At last, Spade reveals his steadfast ethical code, saying he only acted crooked in order to catch the real criminals. Even if he was offered the $50,000, Spade claims he would still have sought justice. Spade also gives the “bribe” he took from Gutman to the cops as evidence against Gutman, emphasizing how justice matters more to him than money. Meanwhile, that Wilmer killed Gutman shows the inevitable result of deception and betrayal: in this case Wilmer, who thought Gutman loved him, turns on Gutman after Gutman betrayed him.
The next morning at the office, Effie asks if the papers were right in reporting that he turned in Brigid. Spade confirms the story and she looks at him with contempt, saying that he did the right thing but that she’s still disgusted that he would turn on some who loved him. At her rejection, Spade turns pale and goes to his desk. As he sits down, there is a knock at the door. Effie comes into his private office and says Iva wants to speak with him. With some reluctance, Spade tells Effie to let her in.
Effie’s reaction reveals that sometime justice and loyalty cannot always coexist.
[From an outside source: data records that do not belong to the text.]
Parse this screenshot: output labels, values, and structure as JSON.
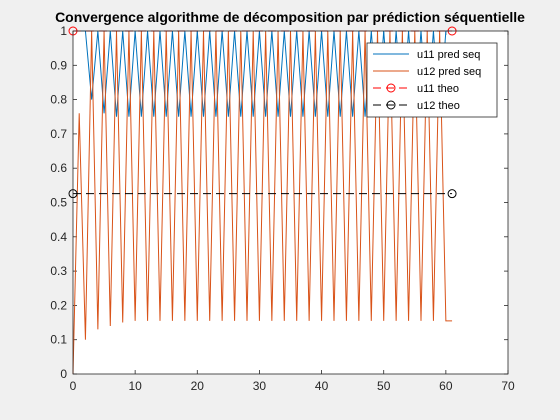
{
  "chart_data": {
    "type": "line",
    "title": "Convergence algorithme de décomposition par prédiction séquentielle",
    "xlabel": "",
    "ylabel": "",
    "xlim": [
      0,
      70
    ],
    "ylim": [
      0,
      1
    ],
    "xticks": [
      0,
      10,
      20,
      30,
      40,
      50,
      60,
      70
    ],
    "yticks": [
      0,
      0.1,
      0.2,
      0.3,
      0.4,
      0.5,
      0.6,
      0.7,
      0.8,
      0.9,
      1
    ],
    "xtick_labels": [
      "0",
      "10",
      "20",
      "30",
      "40",
      "50",
      "60",
      "70"
    ],
    "ytick_labels": [
      "0",
      "0.1",
      "0.2",
      "0.3",
      "0.4",
      "0.5",
      "0.6",
      "0.7",
      "0.8",
      "0.9",
      "1"
    ],
    "grid": false,
    "legend_position": "top-right",
    "series": [
      {
        "name": "u11 pred seq",
        "color": "#0072bd",
        "style": "solid",
        "marker": "none",
        "x": [
          0,
          1,
          2,
          3,
          4,
          5,
          6,
          7,
          8,
          9,
          10,
          11,
          12,
          13,
          14,
          15,
          16,
          17,
          18,
          19,
          20,
          21,
          22,
          23,
          24,
          25,
          26,
          27,
          28,
          29,
          30,
          31,
          32,
          33,
          34,
          35,
          36,
          37,
          38,
          39,
          40,
          41,
          42,
          43,
          44,
          45,
          46,
          47,
          48,
          49,
          50,
          51,
          52,
          53,
          54,
          55,
          56,
          57,
          58,
          59,
          60,
          61
        ],
        "y": [
          1,
          1,
          1,
          0.8,
          1,
          0.76,
          1,
          0.75,
          1,
          0.75,
          1,
          0.75,
          1,
          0.75,
          1,
          0.75,
          1,
          0.75,
          1,
          0.75,
          1,
          0.75,
          1,
          0.75,
          1,
          0.75,
          1,
          0.75,
          1,
          0.75,
          1,
          0.75,
          1,
          0.75,
          1,
          0.75,
          1,
          0.75,
          1,
          0.75,
          1,
          0.75,
          1,
          0.75,
          1,
          0.75,
          1,
          0.75,
          1,
          0.75,
          1,
          0.75,
          1,
          0.75,
          1,
          0.75,
          1,
          0.75,
          1,
          0.75,
          1,
          1
        ]
      },
      {
        "name": "u12 pred seq",
        "color": "#d95319",
        "style": "solid",
        "marker": "none",
        "x": [
          0,
          1,
          2,
          3,
          4,
          5,
          6,
          7,
          8,
          9,
          10,
          11,
          12,
          13,
          14,
          15,
          16,
          17,
          18,
          19,
          20,
          21,
          22,
          23,
          24,
          25,
          26,
          27,
          28,
          29,
          30,
          31,
          32,
          33,
          34,
          35,
          36,
          37,
          38,
          39,
          40,
          41,
          42,
          43,
          44,
          45,
          46,
          47,
          48,
          49,
          50,
          51,
          52,
          53,
          54,
          55,
          56,
          57,
          58,
          59,
          60,
          61
        ],
        "y": [
          0,
          0.76,
          0.1,
          1,
          0.13,
          1,
          0.14,
          1,
          0.15,
          1,
          0.155,
          1,
          0.155,
          1,
          0.155,
          1,
          0.155,
          1,
          0.155,
          1,
          0.155,
          1,
          0.155,
          1,
          0.155,
          1,
          0.155,
          1,
          0.155,
          1,
          0.155,
          1,
          0.155,
          1,
          0.155,
          1,
          0.155,
          1,
          0.155,
          1,
          0.155,
          1,
          0.155,
          1,
          0.155,
          1,
          0.155,
          1,
          0.155,
          1,
          0.155,
          1,
          0.155,
          1,
          0.155,
          1,
          0.155,
          1,
          0.155,
          1,
          0.155,
          0.155
        ]
      },
      {
        "name": "u11 theo",
        "color": "#ff0000",
        "style": "dashed",
        "marker": "circle",
        "x": [
          0,
          61
        ],
        "y": [
          1,
          1
        ]
      },
      {
        "name": "u12 theo",
        "color": "#000000",
        "style": "dashed",
        "marker": "circle",
        "x": [
          0,
          61
        ],
        "y": [
          0.5257,
          0.5257
        ]
      }
    ]
  }
}
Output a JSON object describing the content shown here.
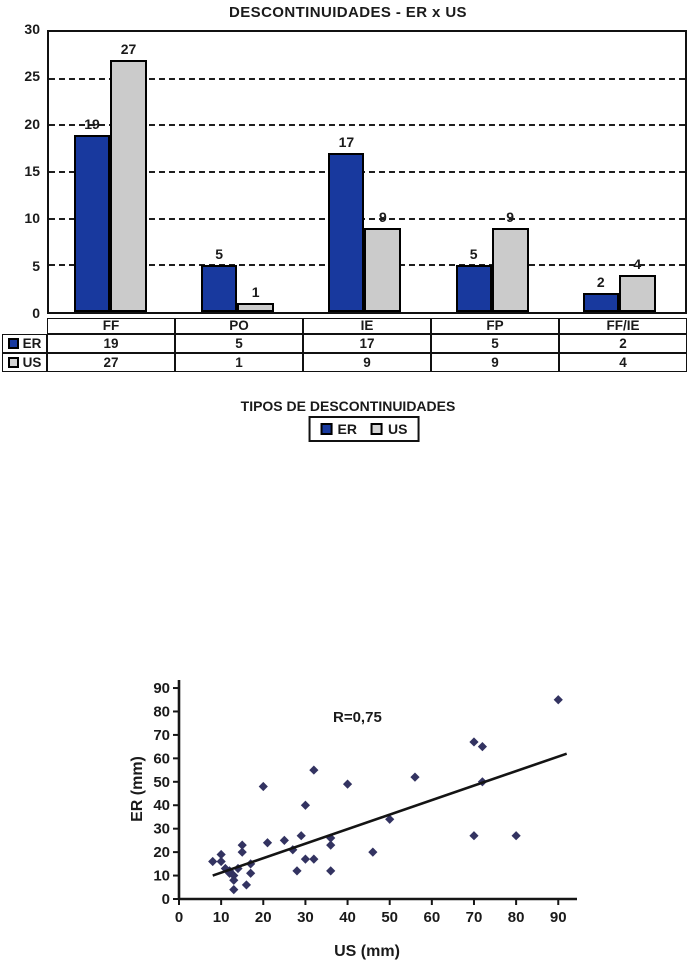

Spade cannot do right by a woman who loved him and do right by his dead partner. Since Effie has been a source of morality, her disapproval makes Spade rethink his decision, makes him face the fact that he turned down the chance at love, for a woman who seemed his equal, for justice. And in the last moment Spade is faced with a further result of his choice: having given up on a chance at love with a woman who was his equal; having betrayed a chance at love in favor of justice; Spade must now confront Iva’s attempts to rope him into a more domestic arrangement with a woman he definitely does not love. Will Spade, after seeing the possibility of love and facing death, follow in Flitcraft’s footsteps and fall into a kind of blind domesticity?